Knitting and crochet were skills that Sheela put to good use for many years.
Yukti adds that sweaters and clothes for children in the family would often be made by Sheela. “Working from home in a sense turned out to be a boon – I was able to create and manage an Instagram page for her and just get her excited about something after a very long time,” says Yukti. Having started this page, CaughtCraftHanded in November 2020, Yukti says that the initial response was rather dull. “But we decided not to let that dishearten us and we kept going.”
In the beginning Sheela was making what she was adept at – pillow and cushion covers. Slowly, she started looking at more images, understanding trends and experimenting with various products. Today, Sheela makes bookmarks, clothes for children, sweaters, bottles and mug warmers, scarves, headbands and even foot and ankle warmers. One can choose their product according to the budget they have in mind.
“There is something for every budget,” says Sheela.
“The best part about all this is how positive my grandmother’s outlook has become. From walking around the house trying to figure out what to do with her time, to now finishing up the household chores quickly so she can get on with her work – the transformation for me has been so heartening,” says Yukti. The duo have also started spending a lot of quality time together. “Once I am through with work I spend time with her showing her what people would like made, learning crochet from her and even experimenting with some cooking with her for company,” adds Yukti.

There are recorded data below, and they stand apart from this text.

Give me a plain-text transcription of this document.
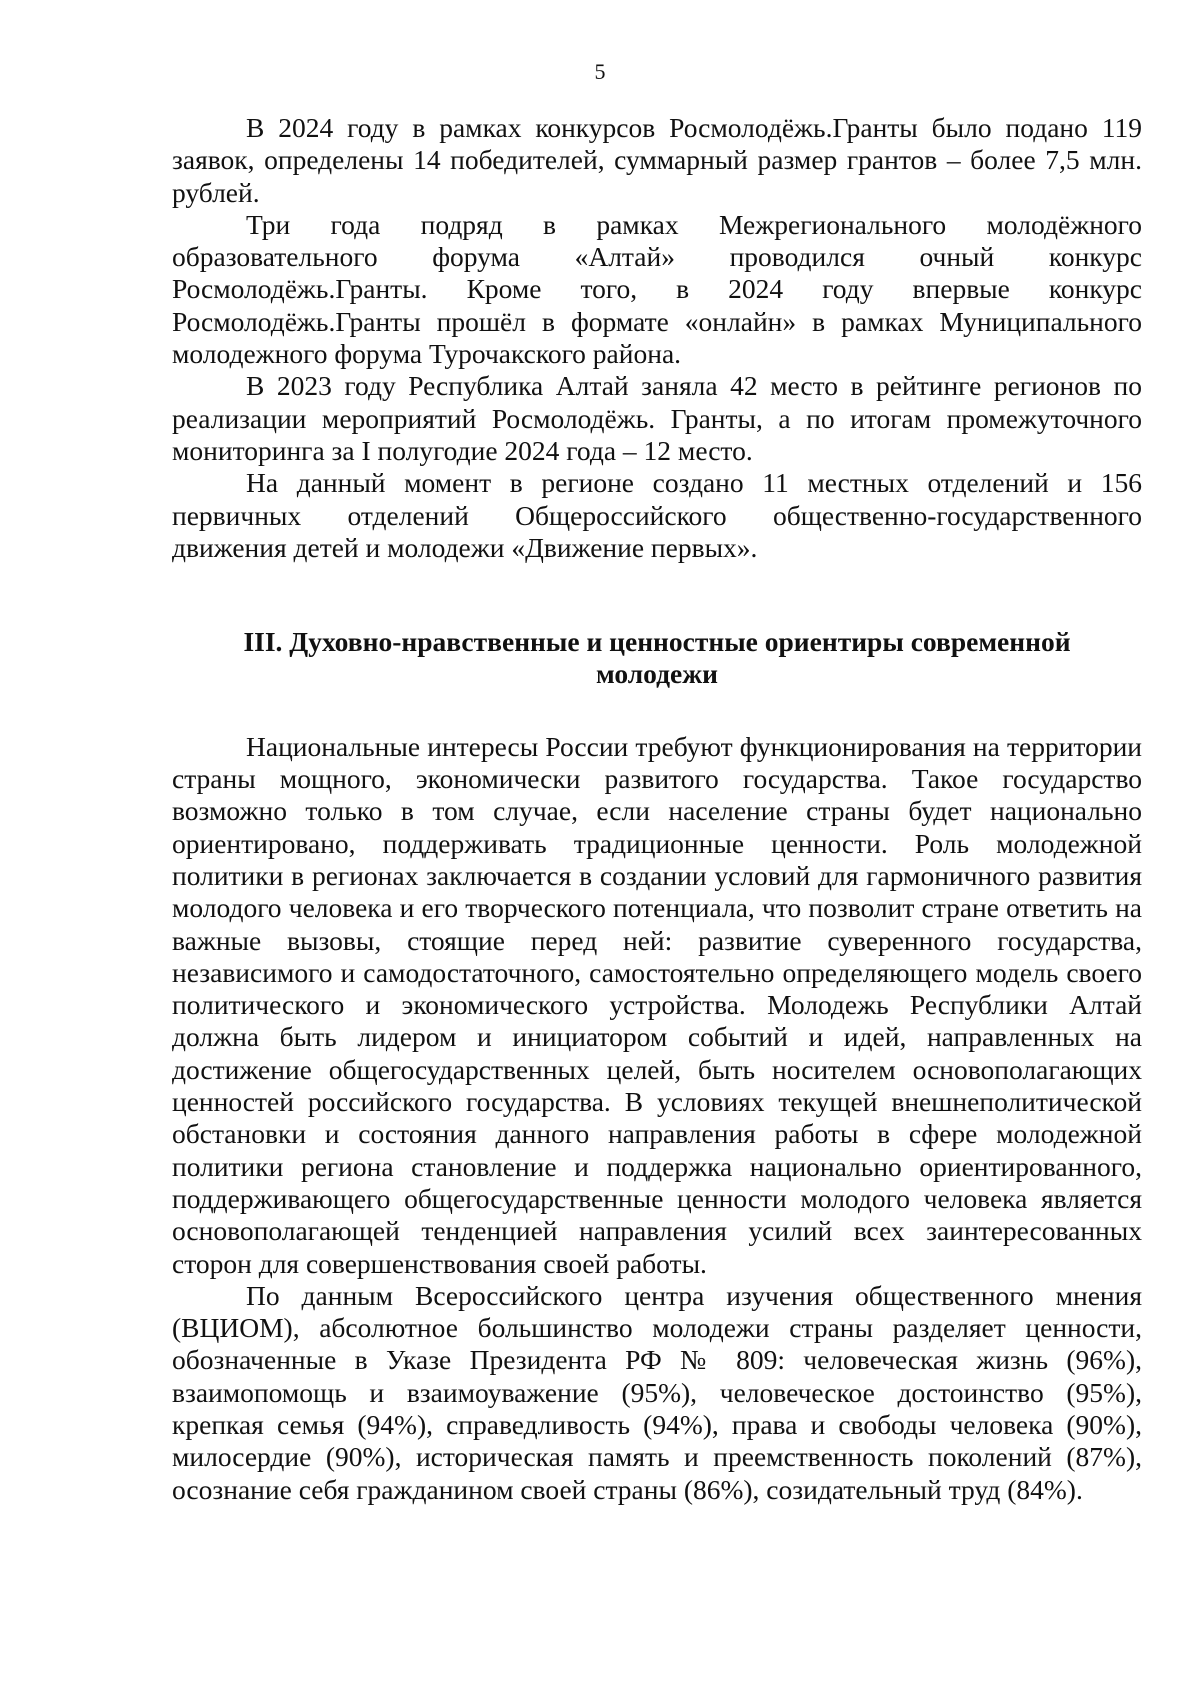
5

В 2024 году в рамках конкурсов Росмолодёжь.Гранты было подано 119 заявок, определены 14 победителей, суммарный размер грантов – более 7,5 млн. рублей.

Три года подряд в рамках Межрегионального молодёжного образовательного форума «Алтай» проводился очный конкурс Росмолодёжь.Гранты. Кроме того, в 2024 году впервые конкурс Росмолодёжь.Гранты прошёл в формате «онлайн» в рамках Муниципального молодежного форума Турочакского района.

В 2023 году Республика Алтай заняла 42 место в рейтинге регионов по реализации мероприятий Росмолодёжь. Гранты, а по итогам промежуточного мониторинга за I полугодие 2024 года – 12 место.

На данный момент в регионе создано 11 местных отделений и 156 первичных отделений Общероссийского общественно-государственного движения детей и молодежи «Движение первых».

III. Духовно-нравственные и ценностные ориентиры современной
молодежи

Национальные интересы России требуют функционирования на территории страны мощного, экономически развитого государства. Такое государство возможно только в том случае, если население страны будет национально ориентировано, поддерживать традиционные ценности. Роль молодежной политики в регионах заключается в создании условий для гармоничного развития молодого человека и его творческого потенциала, что позволит стране ответить на важные вызовы, стоящие перед ней: развитие суверенного государства, независимого и самодостаточного, самостоятельно определяющего модель своего политического и экономического устройства. Молодежь Республики Алтай должна быть лидером и инициатором событий и идей, направленных на достижение общегосударственных целей, быть носителем основополагающих ценностей российского государства. В условиях текущей внешнеполитической обстановки и состояния данного направления работы в сфере молодежной политики региона становление и поддержка национально ориентированного, поддерживающего общегосударственные ценности молодого человека является основополагающей тенденцией направления усилий всех заинтересованных сторон для совершенствования своей работы.

По данным Всероссийского центра изучения общественного мнения (ВЦИОМ), абсолютное большинство молодежи страны разделяет ценности, обозначенные в Указе Президента РФ № 809: человеческая жизнь (96%), взаимопомощь и взаимоуважение (95%), человеческое достоинство (95%), крепкая семья (94%), справедливость (94%), права и свободы человека (90%), милосердие (90%), историческая память и преемственность поколений (87%), осознание себя гражданином своей страны (86%), созидательный труд (84%).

Speaking about the time it takes to make these products, Sheela says, “A dress for the age group newborn to a 3-year-old takes me three days to complete and costs approximately Rs 1,600. This also depends on the amount of work that it requires.” With each order that is shipped out, a handwritten note and a few extra goodies, like bookmarks, scrunchies or headbands are sent out too. “The idea is to bring joy to those receiving their parcels and in doing this we become happy,” says Yukti.
While the book marks are priced at Rs 100, the scarves are available from Rs 850 and potli’s range from Rs 600 upwards.
“The best part is everything can be customised. You can pick the colour you want and the look that you want as well,” adds Yukti. Having started from shipping between 8 to 10 orders month-on-month, the brand now ships close to 20 orders a month. “We are happy with this growth and given that it is only my grandmother who makes these products, we are content with growing at this pace,” says Yukti.
In conclusion, Yukti says, “Being able to earn her own money, I see how much more secure my grandmother has started feeling. Even if the amount is small, the satisfaction of having earned it herself makes her glow. I am so glad I am a small part of enabling this for her.”